While Santa Lucia’s Ricotta brand comes in pretty much the most basic packaging around—it’s a plastic tub wrapped in clear plastic stretch film—it is supremely functional. By easily allowing you to see the ricotta inside to confirm that it’s rounding up smoothly under the plastic as proof of freshness, the package takes a lot of guesswork out of lasagne preparation. While some other ricotta cheeses out there retailing in more imposing and decorative packaging, for a cooking chees like ricotta that may be a bit of a packaging overkill. Sometimes, the honesty of a plain package is really all you need.
The Devil’s Rock Creamy Blue Cheese from Thornloe Cheese is enrobed in a thick layer of wax—forming an enigmatic deep-blue pyramid. From what I have read, good old-fashioned wax is still an ideal material for packaging many kinds of cheeses, as it creates the right balance of humidity and provides protection from the wrong kinds of mold growing inside the product. This is naturally of paramount importance for blue cheese, where the whole premise is based on keeping the blue mold inside the product alive for as long as possible without allowing any other kind of culture to sneak in an tarnish the taste, or worse.

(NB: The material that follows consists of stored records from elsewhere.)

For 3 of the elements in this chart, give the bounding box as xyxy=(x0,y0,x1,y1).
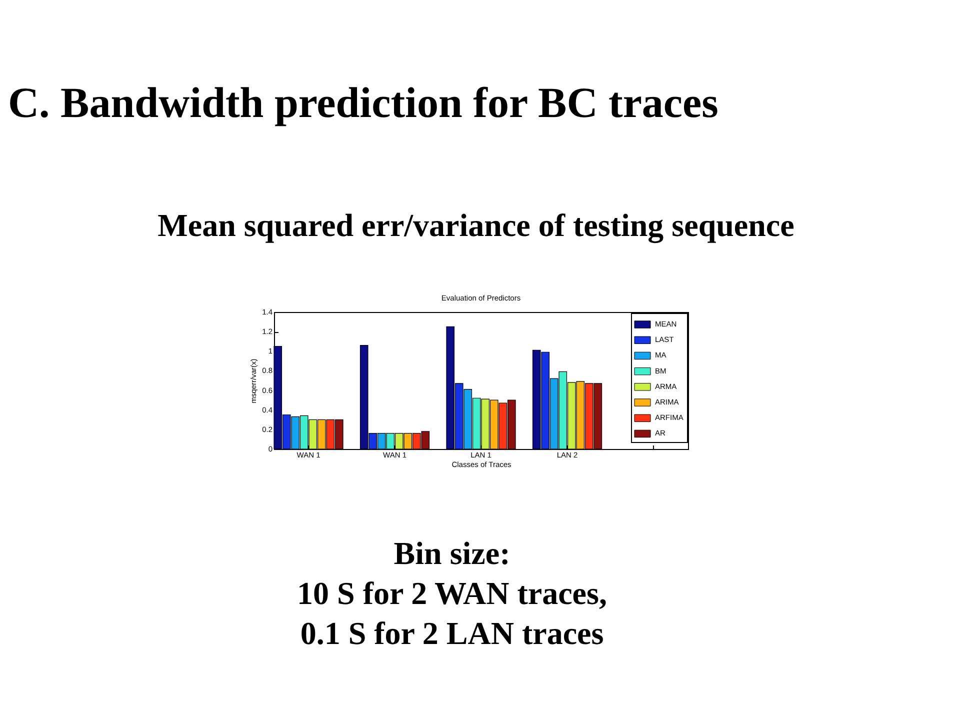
text: C. Bandwidth prediction for BC traces xyxy=(8,79,718,129)
text: Bin size: 10 S for 2 WAN traces, 0.1 S for 2 LAN traces xyxy=(296,534,608,653)
text: Mean squared err/variance of testing sequence xyxy=(156,206,796,244)
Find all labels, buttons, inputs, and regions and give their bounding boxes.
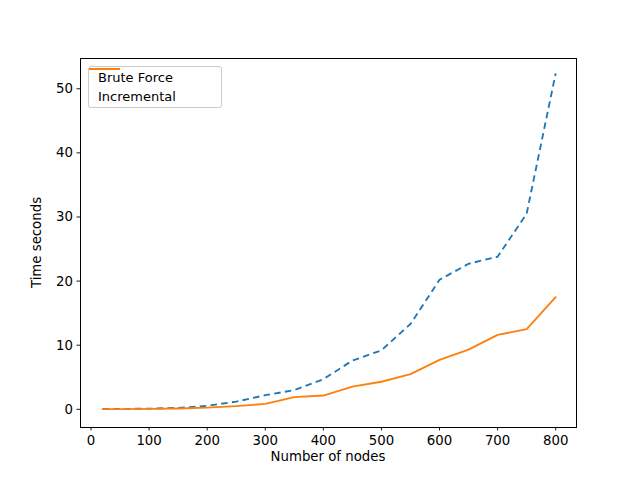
- x-tick-label: 200: [194, 433, 219, 448]
- x-tick-label: 400: [311, 433, 336, 448]
- y-tick-label: 20: [56, 274, 73, 289]
- x-tick-label: 100: [136, 433, 161, 448]
- legend-item-brute-force: Brute Force: [89, 69, 221, 87]
- y-tick-label: 30: [56, 209, 73, 224]
- x-tick-label: 0: [87, 433, 95, 448]
- legend-label-brute-force: Brute Force: [98, 71, 173, 84]
- y-tick-label: 10: [56, 338, 73, 353]
- series-line-brute-force: [103, 73, 556, 409]
- y-tick-label: 0: [65, 402, 73, 417]
- x-tick-label: 300: [253, 433, 278, 448]
- x-axis-label: Number of nodes: [80, 449, 576, 464]
- legend: Brute Force Incremental: [88, 66, 222, 108]
- legend-item-incremental: Incremental: [89, 88, 221, 106]
- plot-border: [80, 58, 576, 427]
- x-tick-label: 700: [485, 433, 510, 448]
- incremental-line-sample: [89, 67, 120, 71]
- y-axis-label: Time seconds: [29, 183, 44, 303]
- x-tick-label: 800: [543, 433, 568, 448]
- series-line-incremental: [103, 297, 556, 409]
- y-tick-label: 50: [56, 81, 73, 96]
- x-tick-label: 500: [369, 433, 394, 448]
- legend-label-incremental: Incremental: [98, 90, 176, 103]
- x-tick-label: 600: [427, 433, 452, 448]
- matplotlib-figure: 0 100 200 300 400 500 600 700 800 0 10 20 30 40 50 Num…: [0, 0, 640, 480]
- y-tick-label: 40: [56, 145, 73, 160]
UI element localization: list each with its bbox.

As for final presentation, someone out there deserves an award for the sheer simple elegance of putting the pyramid inside a formfitting cardboard tray and holding the whole ensemble tightly in place with a decorated wraparound adhesive paper band containing all the important product information, while also serving as a thoughtful little product handle, just in case.
Julie Saunders is a freelance writer based in Toronto.